やまけんさんは、全国の、非黒毛和牛について、非常に強い思いを持っておられます。本当のお肉の美味しさは、霜降りの多さ美しさではなく、肉本来の持つうまみと、脂身のバランスである、という信念。土佐あかうしの脂身は、たくさん食べたとしても口に残らない、非常にさっぱりした、しかし肉のうまみを引き立てるものでありました。
やまけんさん、全国の有名シェフに、土佐あかうしを料理させ、その良さを実感体感させていきます。
「赤肉サミット」は、岩手の短角牛や熊本赤牛など、全国の非黒毛和牛を一同に熱め、一流有名シェフに料理してもらって食べ比べをやる催し。2009年、初出品した土佐あかうしは、非常に非常に高い評価を得ました。ここで、高知県庁畜産軍団、自信を深めます。

ちなみに、この県庁軍団の3人、半端ではなく、すごいんですよ、ホント。Kチーフ、現在高知県地産外商公社課長に出向中のYさん、そしてH補佐。あかうしオタクと呼べる面々。

さて。

こっから、やまけんルートや、それ以外のルートも駆使しての、PR大作戦。とにかく、料理して食べて頂ければ、必ずその良さがわかってもらえる、という自信をつけちょりますき、無敵。色んな場面で、一流シェフの土佐あかうしに対する高い評価が聞かれるようになった2012年5月。
フジテレビの新報道2001で、やまけんさんが、凄腕の4人の有名シェフを高知へ連れて来て、土佐あかうしの料理をやってもらう、という場面が報道されました。高知の料理学校を舞台に繰り広げられた、すごい料理の競演。あらためて、土佐あかうしの良さをアピールできることになった番組ですが、そのハイライトは、県庁マン、Kチーフが感極まって泣くシーン。やっとここまできたか、という感慨。その後Kチーフは、「県庁の泣く男」として全国に名を馳せたのはご承知の通り。

そして。昨年、TBSの「夢の扉」で、非黒毛和牛の啓蒙に取り組みやまけんの姿が紹介され、土佐あかうしの高い評価があらためて認識されました。

これが「土佐あかうし物語」。
もちろん、これはごく一部の側面で、他にも色んな方の様々な努力があり、そういったものが複合的に絡み合い、肉の全体的な相場上昇もあって、現在の価格水準までやってきております。

最大の課題は、頭数不足。
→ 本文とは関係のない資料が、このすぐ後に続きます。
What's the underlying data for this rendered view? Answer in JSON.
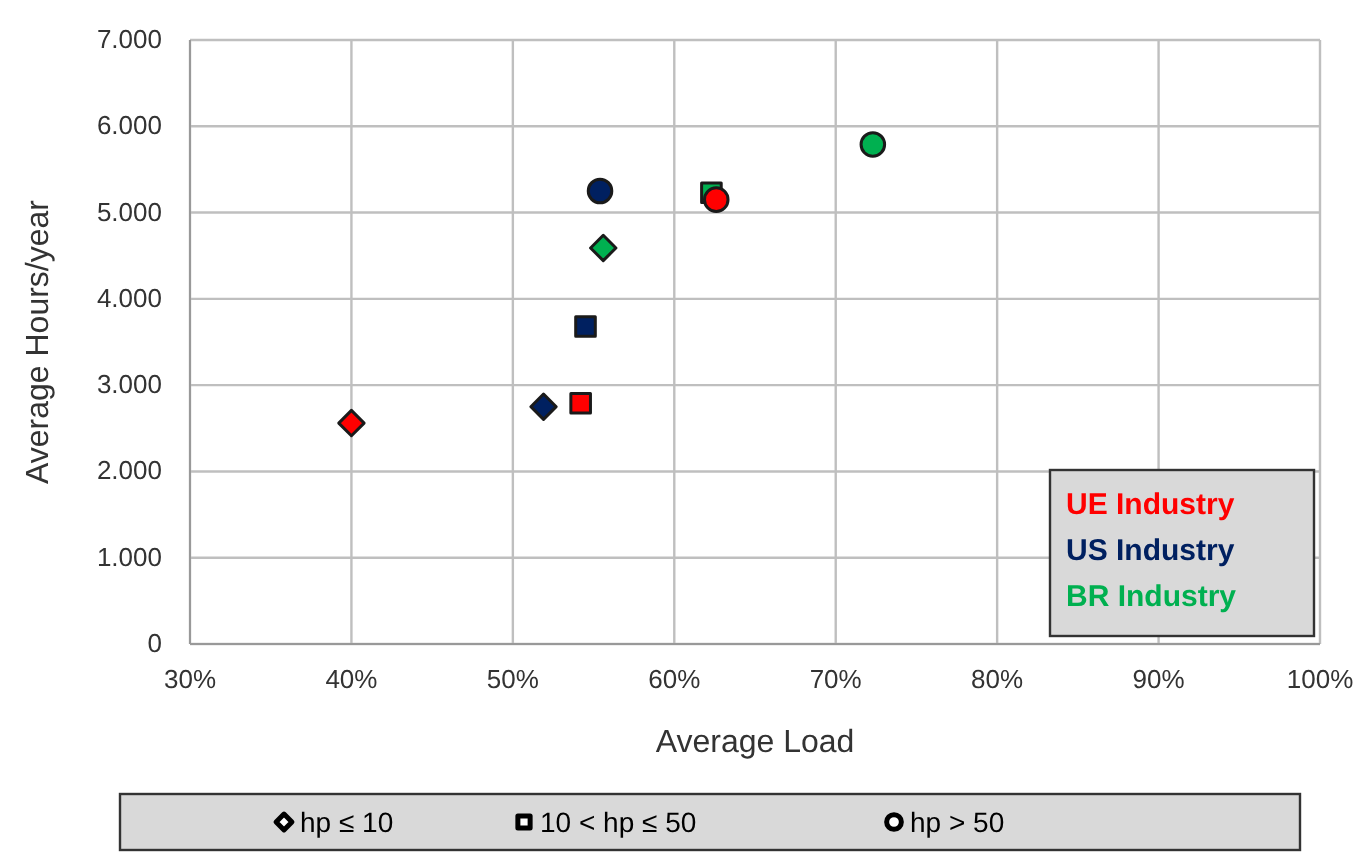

2000頭を大きく割り込んだ土佐あかうしを、高知の産業の柱のひとつに育てるためには、飼育農家と頭数を増やす努力が不可欠。JA土佐れいほくの、300頭規模の生産拠点づくりが始まっちょりますが、それを失敗させる訳にはいきません。
生き物なので、急に増やすことは難しい。お母さん牛のお腹の数には限りがありますき。そこで、乳牛のお腹を借りて受精卵を付ける方法など、色々と取り組まれております。まだまだ、皆で、前を向いて頑張っていかんといけません。
もっともっと枝肉価格が上がり、取り組む農家が増え、供給が安定したとき、土佐あかうしは、高知県の偉大な財産となるのであります。

本当の夢の扉が開くのは、これからです。